The advantages of configuration management tools

Config Battle

Key-Value Distributed Stores

Basically all configuration databases dub themselves key-value stores. This applies, for example, to both Etcd and Consul; ZooKeeper also is a typical key-value store. However, if it were just a matter of maintaining a database to manage settings, an approach based on MySQL would probably be easier.

Virtually all subjects in the test aim to provide added value beyond key-value stores. Etcd and Consul promise particularly efficient tools for fleet management services. Consul, for example, comes with a built-in discovery service and thus quickly becomes a directory in scaled environments, wherein services register and deregister dynamically.

Ultimately, the promise is that these tools will bring an end to the typical static configuration files in /etc and substitute a dynamic cluster registry. The test candidates will have to prove they work in the test that follows.

Etcd from CoreOS

Etcd is essentially a by-product of CoreOS (i.e., of the micro-distribution that specializes in operating Docker containers). Like almost all CoreOS tools, Etcd is also based on the programming language Go. Its self-described characterization sounds unspectacular: "etcd is a distributed key value store that provides a reliable way to store data across a cluster of machines" [1].

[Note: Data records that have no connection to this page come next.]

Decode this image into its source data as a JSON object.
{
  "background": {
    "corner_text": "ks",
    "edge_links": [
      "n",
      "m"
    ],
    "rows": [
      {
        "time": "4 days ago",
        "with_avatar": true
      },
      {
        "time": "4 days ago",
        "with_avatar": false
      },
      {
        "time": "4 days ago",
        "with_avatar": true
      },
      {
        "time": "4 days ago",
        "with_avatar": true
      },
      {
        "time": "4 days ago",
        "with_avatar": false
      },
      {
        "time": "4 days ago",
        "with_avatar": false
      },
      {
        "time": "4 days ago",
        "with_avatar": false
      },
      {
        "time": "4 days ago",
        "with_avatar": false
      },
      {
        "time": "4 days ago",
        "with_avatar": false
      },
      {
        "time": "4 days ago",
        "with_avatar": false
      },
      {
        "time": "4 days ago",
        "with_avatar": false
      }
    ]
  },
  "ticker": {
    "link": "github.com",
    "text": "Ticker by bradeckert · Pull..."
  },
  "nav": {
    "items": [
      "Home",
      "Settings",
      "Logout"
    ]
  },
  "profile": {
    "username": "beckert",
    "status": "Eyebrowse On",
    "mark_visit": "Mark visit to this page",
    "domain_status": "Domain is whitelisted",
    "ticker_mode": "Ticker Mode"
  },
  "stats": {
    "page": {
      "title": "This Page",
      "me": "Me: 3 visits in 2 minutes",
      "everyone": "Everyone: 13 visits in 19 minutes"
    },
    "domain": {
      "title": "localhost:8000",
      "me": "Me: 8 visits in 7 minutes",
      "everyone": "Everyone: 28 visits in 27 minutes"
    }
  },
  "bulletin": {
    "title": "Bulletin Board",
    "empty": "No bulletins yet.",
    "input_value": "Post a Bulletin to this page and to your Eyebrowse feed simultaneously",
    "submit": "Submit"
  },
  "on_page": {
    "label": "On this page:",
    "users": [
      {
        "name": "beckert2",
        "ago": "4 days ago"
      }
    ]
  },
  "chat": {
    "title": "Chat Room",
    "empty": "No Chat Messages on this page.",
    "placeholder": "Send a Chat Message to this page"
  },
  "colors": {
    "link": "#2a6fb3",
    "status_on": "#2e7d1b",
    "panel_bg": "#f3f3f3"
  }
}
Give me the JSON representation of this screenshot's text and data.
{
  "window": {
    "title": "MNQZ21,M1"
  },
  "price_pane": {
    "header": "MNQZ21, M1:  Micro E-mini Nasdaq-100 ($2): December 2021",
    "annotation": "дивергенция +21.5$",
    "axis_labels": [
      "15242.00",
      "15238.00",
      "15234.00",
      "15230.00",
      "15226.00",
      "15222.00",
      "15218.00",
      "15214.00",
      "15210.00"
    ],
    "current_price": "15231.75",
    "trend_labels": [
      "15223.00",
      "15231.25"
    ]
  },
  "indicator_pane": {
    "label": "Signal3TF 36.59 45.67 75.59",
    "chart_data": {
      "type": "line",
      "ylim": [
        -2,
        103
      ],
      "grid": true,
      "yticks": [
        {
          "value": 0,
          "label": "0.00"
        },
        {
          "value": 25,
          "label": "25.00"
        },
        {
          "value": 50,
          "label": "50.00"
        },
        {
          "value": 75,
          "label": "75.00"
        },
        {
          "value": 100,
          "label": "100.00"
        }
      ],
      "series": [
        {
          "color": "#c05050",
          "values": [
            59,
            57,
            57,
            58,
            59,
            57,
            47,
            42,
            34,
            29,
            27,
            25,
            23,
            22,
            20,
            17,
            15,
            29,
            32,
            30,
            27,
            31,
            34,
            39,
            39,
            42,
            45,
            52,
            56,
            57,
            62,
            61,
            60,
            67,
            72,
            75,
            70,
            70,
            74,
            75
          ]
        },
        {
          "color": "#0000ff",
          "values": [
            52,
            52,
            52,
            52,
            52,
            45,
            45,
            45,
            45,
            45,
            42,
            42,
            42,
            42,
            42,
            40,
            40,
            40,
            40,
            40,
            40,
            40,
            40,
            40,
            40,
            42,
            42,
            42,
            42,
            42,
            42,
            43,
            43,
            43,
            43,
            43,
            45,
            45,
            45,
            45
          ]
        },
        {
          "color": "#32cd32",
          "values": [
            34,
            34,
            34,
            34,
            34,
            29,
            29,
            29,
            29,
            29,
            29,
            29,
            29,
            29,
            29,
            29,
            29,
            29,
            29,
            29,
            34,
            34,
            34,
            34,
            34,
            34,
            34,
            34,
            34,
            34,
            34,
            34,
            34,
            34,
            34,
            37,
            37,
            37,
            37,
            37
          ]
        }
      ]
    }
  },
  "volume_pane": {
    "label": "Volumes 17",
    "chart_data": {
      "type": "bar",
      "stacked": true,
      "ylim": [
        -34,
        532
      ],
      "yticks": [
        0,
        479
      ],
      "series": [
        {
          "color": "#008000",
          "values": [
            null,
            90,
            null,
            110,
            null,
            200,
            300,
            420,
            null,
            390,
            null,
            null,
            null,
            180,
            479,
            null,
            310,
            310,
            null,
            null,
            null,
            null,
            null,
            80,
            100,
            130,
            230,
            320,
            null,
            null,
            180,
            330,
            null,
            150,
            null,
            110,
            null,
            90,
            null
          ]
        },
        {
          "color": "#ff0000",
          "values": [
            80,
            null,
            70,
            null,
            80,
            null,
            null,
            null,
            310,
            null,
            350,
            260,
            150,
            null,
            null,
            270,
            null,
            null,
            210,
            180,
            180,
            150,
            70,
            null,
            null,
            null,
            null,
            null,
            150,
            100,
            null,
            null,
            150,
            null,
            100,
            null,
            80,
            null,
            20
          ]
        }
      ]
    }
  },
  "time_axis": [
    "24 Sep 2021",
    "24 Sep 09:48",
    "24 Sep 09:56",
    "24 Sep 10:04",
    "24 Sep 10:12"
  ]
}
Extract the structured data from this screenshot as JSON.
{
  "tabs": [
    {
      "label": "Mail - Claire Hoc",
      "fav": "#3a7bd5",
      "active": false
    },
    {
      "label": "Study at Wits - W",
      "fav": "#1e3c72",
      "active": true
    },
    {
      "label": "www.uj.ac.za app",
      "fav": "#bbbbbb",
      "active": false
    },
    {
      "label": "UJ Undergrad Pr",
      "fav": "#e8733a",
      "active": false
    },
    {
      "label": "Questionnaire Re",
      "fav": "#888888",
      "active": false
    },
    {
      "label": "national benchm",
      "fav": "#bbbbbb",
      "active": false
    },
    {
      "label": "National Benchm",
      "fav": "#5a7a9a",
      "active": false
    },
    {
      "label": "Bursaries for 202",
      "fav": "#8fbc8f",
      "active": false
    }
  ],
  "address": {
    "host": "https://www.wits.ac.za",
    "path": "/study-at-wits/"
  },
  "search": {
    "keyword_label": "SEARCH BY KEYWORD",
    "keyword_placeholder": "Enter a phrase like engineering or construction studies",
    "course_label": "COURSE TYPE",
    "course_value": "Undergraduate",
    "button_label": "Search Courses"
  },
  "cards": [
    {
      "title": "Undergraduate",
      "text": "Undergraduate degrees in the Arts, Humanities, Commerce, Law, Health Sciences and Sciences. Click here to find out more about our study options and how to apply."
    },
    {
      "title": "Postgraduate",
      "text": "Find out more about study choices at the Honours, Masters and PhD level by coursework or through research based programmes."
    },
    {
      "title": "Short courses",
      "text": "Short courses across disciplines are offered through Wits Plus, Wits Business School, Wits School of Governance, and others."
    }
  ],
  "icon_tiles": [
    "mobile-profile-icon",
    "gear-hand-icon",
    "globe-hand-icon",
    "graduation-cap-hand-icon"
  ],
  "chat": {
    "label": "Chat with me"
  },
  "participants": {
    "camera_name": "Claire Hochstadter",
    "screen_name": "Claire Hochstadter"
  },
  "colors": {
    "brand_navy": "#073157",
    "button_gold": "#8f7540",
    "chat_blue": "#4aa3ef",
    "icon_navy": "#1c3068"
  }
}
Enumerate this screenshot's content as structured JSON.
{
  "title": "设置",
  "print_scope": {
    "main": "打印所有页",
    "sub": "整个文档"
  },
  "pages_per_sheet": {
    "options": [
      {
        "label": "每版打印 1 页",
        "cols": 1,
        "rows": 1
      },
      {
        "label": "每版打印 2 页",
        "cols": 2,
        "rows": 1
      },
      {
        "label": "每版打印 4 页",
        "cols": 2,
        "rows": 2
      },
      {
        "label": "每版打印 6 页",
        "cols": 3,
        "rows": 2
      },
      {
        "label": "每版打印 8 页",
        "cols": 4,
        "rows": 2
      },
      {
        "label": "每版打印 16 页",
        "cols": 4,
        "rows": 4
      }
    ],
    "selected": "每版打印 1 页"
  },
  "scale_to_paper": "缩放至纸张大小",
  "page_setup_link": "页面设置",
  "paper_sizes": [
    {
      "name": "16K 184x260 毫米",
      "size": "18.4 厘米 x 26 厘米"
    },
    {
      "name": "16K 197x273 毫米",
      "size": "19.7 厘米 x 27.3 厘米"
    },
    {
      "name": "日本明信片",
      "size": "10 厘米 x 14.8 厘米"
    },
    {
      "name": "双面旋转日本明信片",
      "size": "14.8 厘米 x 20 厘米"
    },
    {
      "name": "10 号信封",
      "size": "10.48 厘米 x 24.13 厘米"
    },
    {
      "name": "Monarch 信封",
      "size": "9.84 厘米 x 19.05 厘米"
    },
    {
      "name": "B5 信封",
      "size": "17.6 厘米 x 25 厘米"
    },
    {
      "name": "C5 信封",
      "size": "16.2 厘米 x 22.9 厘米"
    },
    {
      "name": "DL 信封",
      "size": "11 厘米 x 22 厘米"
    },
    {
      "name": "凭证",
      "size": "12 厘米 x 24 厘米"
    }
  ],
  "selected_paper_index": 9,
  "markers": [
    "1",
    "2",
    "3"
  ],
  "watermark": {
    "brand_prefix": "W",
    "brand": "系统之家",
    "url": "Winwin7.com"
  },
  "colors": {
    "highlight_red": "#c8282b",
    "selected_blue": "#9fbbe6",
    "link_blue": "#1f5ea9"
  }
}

The Etcd front end is a simple design: an HTTP-based RESTful interface that can be operated using any standard web browser. If the administrator or a program connected to Etcd queries its values, they are returned in JSON format. The data structure in Etcd is hierarchical: A key may have different subkeys to which a value is then assigned. Multiple services can then use Etcd at the same time in a distributed setup without the various configuration entries getting in each other's way.

Full Cluster Compatibility

Etcd is cluster-capable: If standalone instances of Etcd are running in a setup on the hosts, they talk to each other in the background using a consensus algorithm based on Raft. The principle is simple: All Etcd instances select a master from among themselves that is the authority on all matters regarding clusters. If the selected master fails, a new selection process takes place automatically, and a new node takes over the regiment. An Etcd cluster that is already running acts as a discovery service for new instances that join the cluster. Instances added later simply ask which Etcd instances already exist and connect to them.

Only when first bootstrapping the cluster do you need to specify which instance is the master (Figure 1). As long as at least one Etcd instance is running, other Etcds can join or leave without bootstrapping again.

Figure 1: Etcd requires a bootstrapping process, which can take place in the manufacturer's Etcd directory or in a dedicated directory.

Etcd's cluster capabilities also include the quorum: Etcd automatically realizes when a cluster is broken into several parts and only continues to work in the cluster partition that knows the majority of all the existing Etcd instances behind it. The only potential for improvement is in terms of geo-clustering: Etcd is not able to handle multi-data-center installations because, with two sites, it is not possible to decide which site has the decision-making powers after they have lost their connection to each other.